2 Tone Game: Dualtone Design Notes

 

SPOILER WARNING

This page contains spoilers from the 2-Tone Game. If you haven't already played the game, you might want to do so before continuing reading this page.

Dualtone is a math puzzle that solves to a phone number; a player calling the phone number hears a message. In the original version of the puzzle, the message was just an answer to enter; in the final version of the puzzle, the message told the players to enter "PART B" as an answer; this revealed a little run-around to solve.

Here's the original puzzle; this core part didn't change:

Go to the Golden Gate Ferry Terminal behind the San Francisco Ferry Building. There you will find two pay telephones.

Some telephone keypads send their signal via Dual-tone multi-frequency. Each row of buttons on the keypad has a sound frequency associated with it; so does each column. When the user presses a key, the keypad combines the sound frequency of the row with that of the column to generate a sound wave.

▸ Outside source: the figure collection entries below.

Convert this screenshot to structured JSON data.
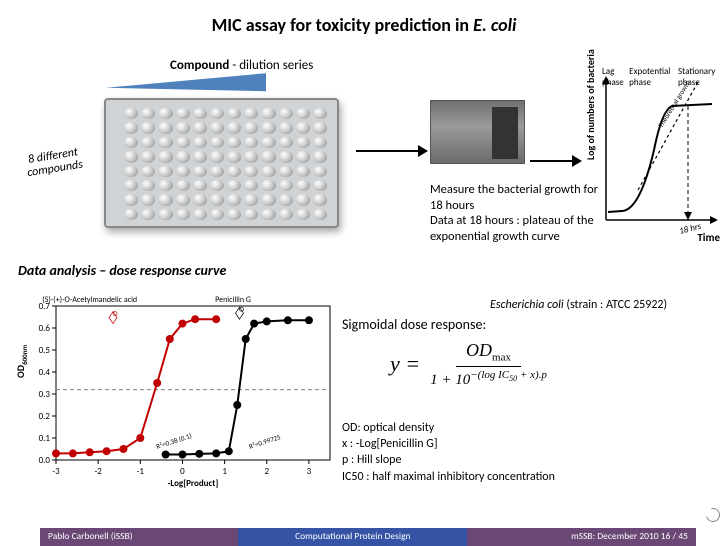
{
  "title_prefix": "MIC assay for toxicity prediction in ",
  "title_em": "E. coli",
  "compound_label_b": "Compound",
  "compound_label_rest": "  - dilution series",
  "wedge_color": "#4f81bd",
  "wedge_border": "#2f5b8f",
  "rotated_l1": "8 different",
  "rotated_l2": "compounds",
  "measure": {
    "l1": "Measure the bacterial growth for 18 hours",
    "l2": "Data at 18 hours : plateau of the exponential growth curve"
  },
  "growth": {
    "ylabel": "Log of numbers of bacteria",
    "xlabel": "Time",
    "phase_labels": [
      "Lag phase",
      "Expotential phase",
      "Stationary phase"
    ],
    "annot": "18 hrs",
    "axis_color": "#000000",
    "curve_color": "#000000",
    "theoretical_style": "dashed"
  },
  "data_analysis": "Data analysis – dose response curve",
  "dose_plot": {
    "type": "line",
    "xlabel": "-Log[Product]",
    "ylabel": "OD600nm",
    "xlim": [
      -3,
      3.5
    ],
    "ylim": [
      0,
      0.7
    ],
    "yticks": [
      0.0,
      0.1,
      0.2,
      0.3,
      0.4,
      0.5,
      0.6,
      0.7
    ],
    "xticks": [
      -3,
      -2,
      -1,
      0,
      1,
      2,
      3
    ],
    "series": [
      {
        "name": "(S)-(+)-O-Acetylmandelic acid",
        "color": "#c00000",
        "x": [
          -3,
          -2.6,
          -2.2,
          -1.8,
          -1.4,
          -1.0,
          -0.6,
          -0.3,
          0.0,
          0.3,
          0.8
        ],
        "y": [
          0.03,
          0.03,
          0.035,
          0.04,
          0.05,
          0.1,
          0.35,
          0.55,
          0.62,
          0.64,
          0.64
        ],
        "fit_label": "R²=0.38 (0.1)"
      },
      {
        "name": "Penicillin G",
        "color": "#000000",
        "x": [
          -0.4,
          0.0,
          0.4,
          0.8,
          1.1,
          1.3,
          1.5,
          1.7,
          2.0,
          2.5,
          3.0
        ],
        "y": [
          0.025,
          0.025,
          0.028,
          0.03,
          0.04,
          0.25,
          0.55,
          0.62,
          0.63,
          0.635,
          0.635
        ],
        "fit_label": "R²=0.99725"
      }
    ],
    "dashed_color": "#7f7f7f",
    "dashed_y": 0.32,
    "bg": "#ffffff",
    "axis": "#000000",
    "marker": "circle",
    "marker_size": 4,
    "line_width": 2
  },
  "sigmoid_label": "Sigmoidal dose response:",
  "strain_prefix": "Escherichia coli ",
  "strain_rest": "(strain : ATCC 25922)",
  "equation": {
    "lhs": "y =",
    "num": "OD",
    "num_sub": "max",
    "den_pre": "1 + 10",
    "exp": "−(log IC",
    "exp_sub": "50",
    "exp_tail": " + x).p"
  },
  "od_defs": [
    "OD: optical density",
    "x : -Log[Penicillin G]",
    "p : Hill slope",
    "IC50 : half maximal inhibitory concentration"
  ],
  "footer": {
    "left": "Pablo Carbonell  (iSSB)",
    "mid": "Computational Protein Design",
    "right": "mSSB: December 2010      16 / 45",
    "colA": "#6b4775",
    "colB": "#3554a5"
  }
}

Combining sound waves is hard. What if we just added frequency numbers instead?

Suppose these payphones' telephone numbers had "frequencies"

24 29 7 21 15 21 21 and

24 29 7 21 9 15 7

...then what would these frequencies mean:

21 24 6 9 24 12 14

The first batch of playtesters said that the puzzle seemed kind of skimpy. Why shlep all the way over to the Ferry Building for a little data just to solve a puzzle in 10 minutes? So I tacked on the extra runaround at the end, and people seemed to like that better. Though someone did notice that this felt "tacked on". And people did seem to wander away from the ferry building before solving the puzzle, and weren't pleased to find out that they'd have to go back to finish the puzzle.

To get a phone number that would play a short message to the players, I used Google Voice. It let me choose a phone number from a few choices; I picked one that used many digits that didn't appear in the payphones' numbers.